Almost ANY deviation from perfect linearity in the Schrodinger equation would make it possible to send real information between entangled pairs of particles, enabling instant communication at any distance, and even backwards in time.

Now Polchinski doesn’t actually tell us how to do this - he only proves that it should be possible in principle.

But he was only getting started.

He follows up by finding a way to write one non-linear Schrodinger equation that avoids the causality-breaking prospect of faster-than-light communication.

And it turns out that in doing so he stumbles upon a way to communicate between the worlds of the quantum multiverse.

And this time he actually tells us how to do it, inventing what he calls the Everett-Wheeler telephone, after Hugh Everett - the guy who came up with the Many Worlds interpretation, and John Archibald Wheeler, Everett’s graduate advisor.

Let me run you through it.

We’re going to use a Stern-Gerlach device - something we’ve talked about a bunch.

Basically it’s a pair of magnets - a north and south pole - that deflect particles with spin and charge.

It measures the direction of spin by whether the particles are deflected to the north or south pole.

Quantum particles will always be found to have a spin in the direction that you choose to align the magnets.

So your choice affects the quantum wavefunction.

Polchinski lays out the steps very clearly: you send a spin half particle like an electron through a Stern-Gerlach device and then you measure the direction of the spin.

It has to be pointing either to the north or south poles - we’ll call them up or down.

In the many-worlds interpretation, by making that measurement you just split the world in two and you split yourself.

In one world you measure spin down - we’ll call that spin-down you … you.

In the other world, other you will measure spin up - we’ll call spin-up you “other you”.

So now you will now try to send a message to other you.

First, you, but not other you, need to inject some information into the electron’s wavefunction.

You’ll do that by making a choice: either you leave the electron with spin-down, or you rotate it to spin-up.

After that, both you’s send their version of the electron to some hypothetical and perhaps impossible device that subjects both branches of the electron wavefunction to a non-linear field.

That field sort of spreads the local information from each branch - each world - through the entire electron wavefunction.

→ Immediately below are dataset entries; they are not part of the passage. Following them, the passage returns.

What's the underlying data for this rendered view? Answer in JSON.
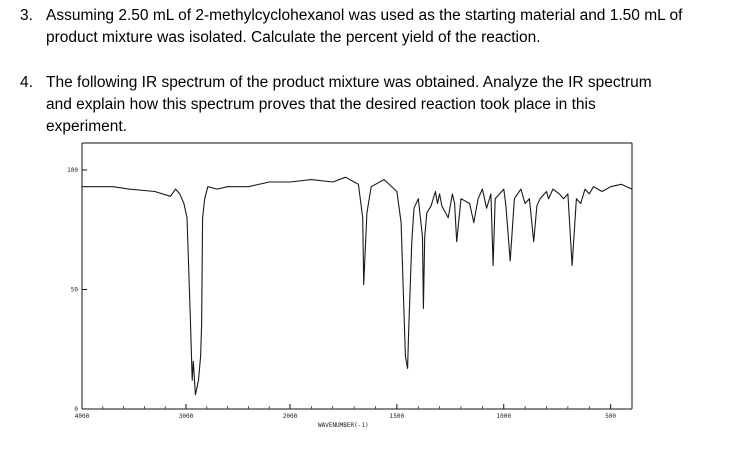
{
  "questions": [
    {
      "number": "3.",
      "lines": [
        "Assuming 2.50 mL of 2-methylcyclohexanol was used as the starting material and 1.50 mL of",
        "product mixture was isolated.  Calculate the percent yield of the reaction."
      ]
    },
    {
      "number": "4.",
      "lines": [
        "The following IR spectrum of the product mixture was obtained. Analyze the IR spectrum",
        "and explain how this spectrum proves that the desired reaction took place in this",
        "experiment."
      ]
    }
  ],
  "spectrum": {
    "y_ticks": [
      "100",
      "50",
      "0"
    ],
    "x_ticks": [
      "4000",
      "3000",
      "2000",
      "1500",
      "1000",
      "500"
    ],
    "x_axis_label": "WAVENUMBER(-1)"
  },
  "chart_data": {
    "type": "line",
    "xlabel": "WAVENUMBER(-1)",
    "ylabel": "",
    "x_reversed": true,
    "xlim": [
      4000,
      400
    ],
    "ylim": [
      0,
      100
    ],
    "series": [
      {
        "x": [
          4000,
          3700,
          3550,
          3300,
          3150,
          3100,
          3060,
          3040,
          3020,
          2990,
          2960,
          2940,
          2930,
          2910,
          2880,
          2860,
          2850,
          2840,
          2820,
          2790,
          2700,
          2600,
          2400,
          2200,
          2000,
          1900,
          1800,
          1740,
          1700,
          1680,
          1660,
          1655,
          1640,
          1620,
          1560,
          1500,
          1480,
          1460,
          1450,
          1445,
          1430,
          1420,
          1400,
          1380,
          1376,
          1370,
          1360,
          1340,
          1320,
          1310,
          1300,
          1290,
          1260,
          1240,
          1230,
          1220,
          1200,
          1160,
          1140,
          1120,
          1100,
          1080,
          1060,
          1050,
          1040,
          1020,
          1000,
          990,
          970,
          950,
          920,
          900,
          880,
          860,
          845,
          830,
          800,
          790,
          770,
          740,
          720,
          700,
          680,
          660,
          640,
          620,
          600,
          580,
          560,
          540,
          520,
          500,
          450,
          400
        ],
        "y": [
          93,
          93,
          92,
          91,
          89,
          92,
          90,
          88,
          86,
          80,
          40,
          12,
          20,
          6,
          12,
          22,
          35,
          80,
          88,
          93,
          92,
          93,
          93,
          95,
          95,
          96,
          95,
          97,
          95,
          94,
          80,
          52,
          82,
          93,
          96,
          91,
          78,
          22,
          17,
          32,
          70,
          84,
          88,
          72,
          42,
          72,
          82,
          85,
          91,
          86,
          90,
          85,
          80,
          90,
          86,
          70,
          88,
          86,
          78,
          88,
          92,
          84,
          90,
          60,
          88,
          90,
          92,
          85,
          62,
          88,
          92,
          86,
          88,
          70,
          85,
          88,
          91,
          88,
          92,
          90,
          88,
          90,
          60,
          88,
          86,
          92,
          90,
          93,
          92,
          91,
          92,
          93,
          94,
          92
        ]
      }
    ]
  }
}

Finally, the electrons go back through the Stern-Gerlach device and other you measures the spin once again.

If you chose to rotate your electron from down to up, other you will find their electron rotated from up to down.

If you did nothing, other you will also find no change.

You’ve now successfully transmitted a single bit of information between quantum timelines.

The real math is quite a bit more complicated, but I've given you a sense of it.

In order to build an actual telephone you probably want to send more than a single bit.

Unfortunately you can’t just use more electrons, because each electron further splits the worlds - you’ll just be sending a single bit to more you’s.

Polchinski’s idea really just serves as a proof of concept that in a non-linear quantum mechanics, actions can influence the entire wavefunction - spanning different “worlds”.

Perhaps real communication would be possible, however there’s one hard limitation - you can only talk to worlds created by the action of the telephone itself.

I’m afraid that the world where you made all of those better decisions about your life remains forever out of reach.

OK to summarize: either quantum mechanics is perfectly linear and you should forget I said anything, OR it’s nonlinear and we can instantly communicate across any distance and back in time, OR we can communicate across the branches of the quantum multiverse.

According to Polchinski exactly one and only one of those must be true.

Perhaps there’s a me on a different timeline, or in the future, who’s smart enough to figure all of this out and is now sending me a message.

I guess he chose a different me.

There are, after all, many worlds in the greater Everettian space time.